Sang MC, Kiki Puspitasari dari JTV, seperti biasa mengocok perut hadirin dengan guyonan yang sedikit nyerempet urusan kamar pasutri. Kiki juga terus mengingatkan warga untuk membeli koran Radar Sidoarjo dapat dua kupon undian motor Honda Beat. Cukup keluar duit Rp 5000, bisa bawa pulang Honda Beat keluaran terbaru. Dapat bonus obat flu pula dari sponsor.

Pukul 22.00 pusat kota Sidoarjo makin berjubel. Manusia-manusia berdatangan sambil membawa terompet dengan dandanan yang beda dari biasanya. Sementara itu, di Pendapa Delta Wibawa sudah bersiap para pejabat teras seperti bupati, kapolresta, kajari, dandim, ketua dewan dsb.

Makin mendekati 00.00, OM Rollista makin menggebrak dengan lagu-lagu yang lebih rancak. Sebagian penonton di depan panggung terlihat berjoget saat penyanyi muda membawakan Birunya Cintaku, lagu dangdut koplo paling top di Jatim saat ini.

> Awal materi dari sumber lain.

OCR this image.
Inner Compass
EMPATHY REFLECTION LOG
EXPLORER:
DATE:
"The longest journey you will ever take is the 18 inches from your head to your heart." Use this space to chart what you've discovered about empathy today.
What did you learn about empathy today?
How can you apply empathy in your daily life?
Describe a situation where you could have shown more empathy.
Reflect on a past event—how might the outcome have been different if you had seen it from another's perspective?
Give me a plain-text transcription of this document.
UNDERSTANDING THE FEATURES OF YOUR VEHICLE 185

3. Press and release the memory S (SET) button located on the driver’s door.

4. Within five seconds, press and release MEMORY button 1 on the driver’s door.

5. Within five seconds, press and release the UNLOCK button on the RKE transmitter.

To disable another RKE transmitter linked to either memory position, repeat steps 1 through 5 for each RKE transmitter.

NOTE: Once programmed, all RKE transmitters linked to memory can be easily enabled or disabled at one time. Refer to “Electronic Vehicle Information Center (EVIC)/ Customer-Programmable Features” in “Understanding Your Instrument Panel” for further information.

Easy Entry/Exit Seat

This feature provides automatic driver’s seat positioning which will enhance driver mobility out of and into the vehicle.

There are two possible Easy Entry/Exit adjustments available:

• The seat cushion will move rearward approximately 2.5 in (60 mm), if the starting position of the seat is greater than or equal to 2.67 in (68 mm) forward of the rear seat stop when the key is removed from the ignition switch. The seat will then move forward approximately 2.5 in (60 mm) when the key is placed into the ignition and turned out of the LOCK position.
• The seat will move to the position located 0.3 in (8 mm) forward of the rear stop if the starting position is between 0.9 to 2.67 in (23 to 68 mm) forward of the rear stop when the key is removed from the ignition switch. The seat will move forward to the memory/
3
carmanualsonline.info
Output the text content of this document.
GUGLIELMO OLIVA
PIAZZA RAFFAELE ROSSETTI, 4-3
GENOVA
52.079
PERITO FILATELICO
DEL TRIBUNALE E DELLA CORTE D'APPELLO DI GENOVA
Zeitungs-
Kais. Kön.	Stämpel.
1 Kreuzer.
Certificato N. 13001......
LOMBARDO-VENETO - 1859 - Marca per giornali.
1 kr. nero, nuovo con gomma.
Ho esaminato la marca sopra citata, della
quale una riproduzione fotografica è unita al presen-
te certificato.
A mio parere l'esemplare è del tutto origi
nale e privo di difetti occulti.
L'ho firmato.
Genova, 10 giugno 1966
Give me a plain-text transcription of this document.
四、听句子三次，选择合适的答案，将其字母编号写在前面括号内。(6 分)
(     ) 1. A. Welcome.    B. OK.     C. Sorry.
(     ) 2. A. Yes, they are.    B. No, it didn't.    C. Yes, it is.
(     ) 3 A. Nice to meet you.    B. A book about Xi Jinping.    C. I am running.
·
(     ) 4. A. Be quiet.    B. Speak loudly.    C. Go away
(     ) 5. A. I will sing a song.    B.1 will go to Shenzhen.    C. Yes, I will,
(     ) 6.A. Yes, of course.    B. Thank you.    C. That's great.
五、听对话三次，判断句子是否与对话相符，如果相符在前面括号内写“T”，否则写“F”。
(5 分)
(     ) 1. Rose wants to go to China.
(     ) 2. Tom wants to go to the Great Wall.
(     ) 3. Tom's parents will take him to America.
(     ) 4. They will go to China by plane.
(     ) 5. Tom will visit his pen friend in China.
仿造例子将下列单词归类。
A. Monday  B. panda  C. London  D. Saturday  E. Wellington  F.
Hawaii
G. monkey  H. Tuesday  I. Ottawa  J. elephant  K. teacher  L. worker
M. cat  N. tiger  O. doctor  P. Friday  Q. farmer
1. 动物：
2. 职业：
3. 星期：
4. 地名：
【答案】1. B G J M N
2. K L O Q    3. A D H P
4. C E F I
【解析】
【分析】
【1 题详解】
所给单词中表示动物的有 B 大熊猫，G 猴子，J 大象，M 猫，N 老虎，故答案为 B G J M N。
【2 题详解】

Mendekati tanggal 1 Januari 2017, Bupati Saiful Ilah dan pejabat-pejabat-pejabat lain berjalan kaki dari pendapa ke panggung. Di belakangnya ada petugas yang membawa terompet kertas warna-warna-warni. Lalu Abah Ipul (sapaan bupati) berpidato singkat disusul Gus Wawan ketua dewan.

Warga sudah tak sabar lagi tiup terompet. Suasana begitu meriah. MC Kiki kemudian menghitung mundur dari 10 ke 0. Prettttt....!!!

Selamat tahun baru 2017! Selfie ramai-ramai dengan latar belakang kembang api. Kali pertama saya lihat di acara tahun baru.

Puas meniup terompet, tibalah kini agenda utama pesta kembang api. Cukup lama. Sekitar 40 menit ribuan masyarakat Sidoarjo menikmati aneka bentuk kembang api plus letupannya yang lumayan memekakkan telinga. Berkali-kali terdengar tepuk tangan panjang menyambut kembang api dengan bunyi dan bentuk yang menarik.

Di antara ribuan orang, yang paling beruntung adalah Prawito. Penduduk Desa Tebel Gedangan ini berhak membawa pulang motor Honda Beat. Pedagang kecil ini tak menyangka menang undian karena hanya memasukkan 4 kupon seharga Rp 10 ribu. Bandingkan dengan beberapa orang yang menebas hingga 100 sampai 300 kupon.

''Alhamdulillah, saya dapat rezeki dari Allah. Padahal saya sendiri cuma iseng aja beli empat koran Radar Sidoarjo,'' ujarnya semringah.